As famous for his A-List celebrity friends as for his sexual preference for underage girls, Epstein has inspired countless news stories since he was first charged for his sexual crimes in 2006. He pleaded guilty to procuring an underage girl for prostitution in 2008 and served 13 months in the Palm Beach county jail. 

However, according to the most recent indictment, Epstein is charged with sexually exploiting dozens of underage girls at his New York and Palm Beach properties “among other locations.” 

From around at least 2002 to at least 2005, Epstein “enticed and recruited” girls as young as fourteen to come to his home to give him massages. Afterwards he would induce his chosen victim to engage in sex acts. Afterwards, he would give his victim hundreds of dollars. In some cases, he paid his victim to recruit other underage victims, whom he also paid.

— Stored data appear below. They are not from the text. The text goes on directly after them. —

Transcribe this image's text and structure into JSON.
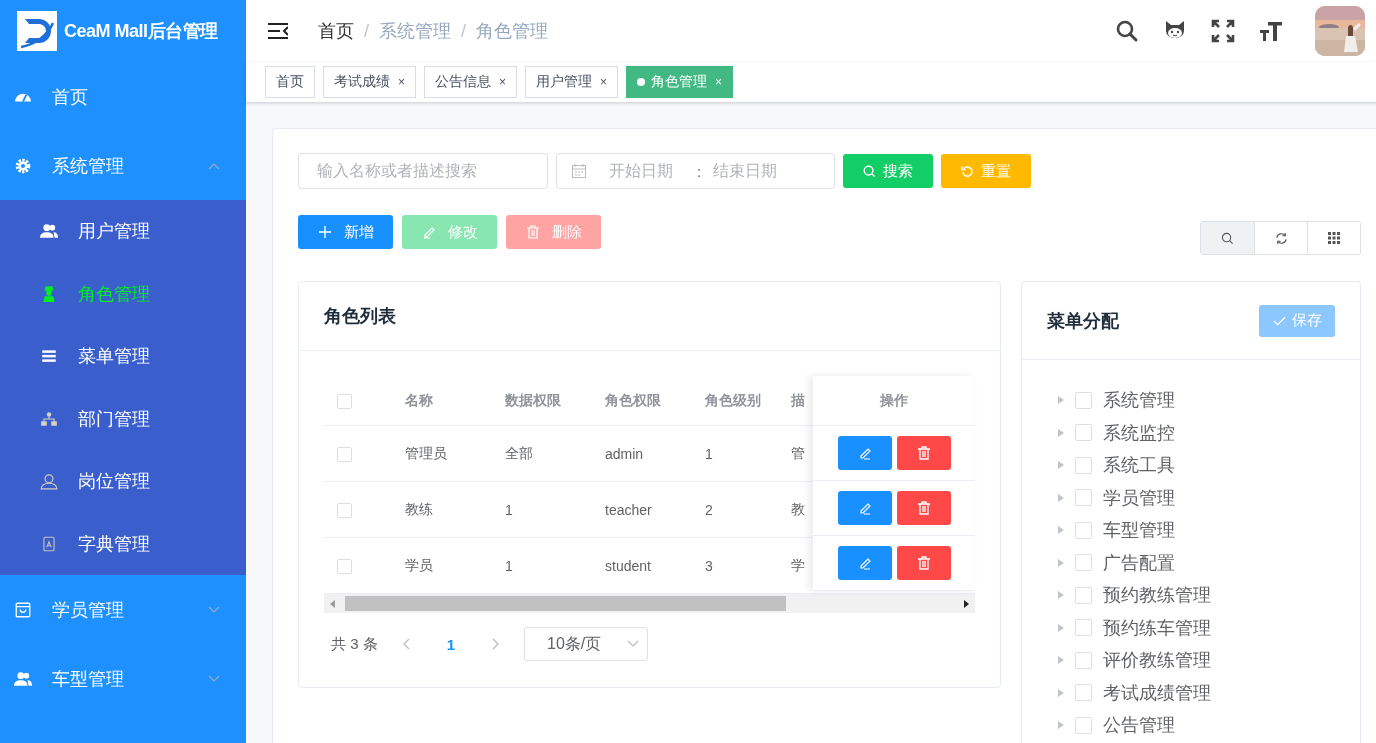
{
  "sidebar": {
    "logo_text": "CeaM Mall后台管理",
    "items": [
      {
        "label": "首页",
        "selected": false
      },
      {
        "label": "系统管理",
        "selected": false,
        "expanded": true,
        "children": [
          {
            "label": "用户管理",
            "selected": false
          },
          {
            "label": "角色管理",
            "selected": true
          },
          {
            "label": "菜单管理",
            "selected": false
          },
          {
            "label": "部门管理",
            "selected": false
          },
          {
            "label": "岗位管理",
            "selected": false
          },
          {
            "label": "字典管理",
            "selected": false
          }
        ]
      },
      {
        "label": "学员管理",
        "selected": false,
        "expanded": false
      },
      {
        "label": "车型管理",
        "selected": false,
        "expanded": false
      }
    ]
  },
  "header": {
    "breadcrumb": [
      "首页",
      "系统管理",
      "角色管理"
    ],
    "separator": "/"
  },
  "tabs": [
    {
      "label": "首页",
      "selected": false
    },
    {
      "label": "考试成绩",
      "selected": false,
      "close": "×"
    },
    {
      "label": "公告信息",
      "selected": false,
      "close": "×"
    },
    {
      "label": "用户管理",
      "selected": false,
      "close": "×"
    },
    {
      "label": "角色管理",
      "selected": true,
      "close": "×"
    }
  ],
  "filters": {
    "search": {
      "placeholder": "输入名称或者描述搜索"
    },
    "date_range": {
      "start_placeholder": "开始日期",
      "separator": ":",
      "end_placeholder": "结束日期"
    },
    "buttons": [
      {
        "label": "搜索",
        "kind": "search"
      },
      {
        "label": "重置",
        "kind": "reset"
      }
    ]
  },
  "actions": [
    {
      "label": "新增",
      "kind": "add",
      "disabled": false
    },
    {
      "label": "修改",
      "kind": "edit",
      "disabled": true
    },
    {
      "label": "删除",
      "kind": "delete",
      "disabled": true
    }
  ],
  "view_tools": [
    {
      "kind": "search",
      "selected": true
    },
    {
      "kind": "refresh",
      "selected": false
    },
    {
      "kind": "columns",
      "selected": false
    }
  ],
  "role_list": {
    "title": "角色列表",
    "header_checked": false,
    "columns": [
      "名称",
      "数据权限",
      "角色权限",
      "角色级别",
      "描"
    ],
    "action_column": "操作",
    "rows": [
      {
        "checked": false,
        "cells": [
          "管理员",
          "全部",
          "admin",
          "1",
          "管"
        ]
      },
      {
        "checked": false,
        "cells": [
          "教练",
          "1",
          "teacher",
          "2",
          "教"
        ]
      },
      {
        "checked": false,
        "cells": [
          "学员",
          "1",
          "student",
          "3",
          "学"
        ]
      }
    ],
    "pagination": {
      "total": "共 3 条",
      "pages": [
        {
          "label": "1",
          "selected": true
        }
      ],
      "page_size": "10条/页"
    }
  },
  "menu_assign": {
    "title": "菜单分配",
    "save": {
      "label": "保存",
      "disabled": true
    },
    "tree": [
      {
        "label": "系统管理",
        "checked": false,
        "expanded": false
      },
      {
        "label": "系统监控",
        "checked": false,
        "expanded": false
      },
      {
        "label": "系统工具",
        "checked": false,
        "expanded": false
      },
      {
        "label": "学员管理",
        "checked": false,
        "expanded": false
      },
      {
        "label": "车型管理",
        "checked": false,
        "expanded": false
      },
      {
        "label": "广告配置",
        "checked": false,
        "expanded": false
      },
      {
        "label": "预约教练管理",
        "checked": false,
        "expanded": false
      },
      {
        "label": "预约练车管理",
        "checked": false,
        "expanded": false
      },
      {
        "label": "评价教练管理",
        "checked": false,
        "expanded": false
      },
      {
        "label": "考试成绩管理",
        "checked": false,
        "expanded": false
      },
      {
        "label": "公告管理",
        "checked": false,
        "expanded": false
      }
    ]
  }
}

“In this way Epstein created a vast network of underage victims for him to sexually exploit,” the indictment charges. 

Epstein’s activities were allegedly facilitated by employees and associates, some of whom actually contacted victims by phone to ensure that they were at Epstein’s Palm Beach home when he arrived there. 

This case, too, has inspired much comment. In an article she wrote for the National Catholic Register, Dr. Jennifer Roback Morse of the Ruth Institute blamed the Sexual Revolution of the 1960s for the sense of entitlement possessed by such powerful men as Epstein, Hollywood producer Harvey Weinstein, and the former Cardinal Theodore McCarrick. 

“The rich and powerful have always been able to buy their way out of problems that would crush an ordinary person. But the widespread acceptance of the sexual revolutionary ideology smooths their path,” she wrote. 

“To an unprecedented extent, the reigning secular religion of our time enables sexual abuse, disarms victims and empowers predators.”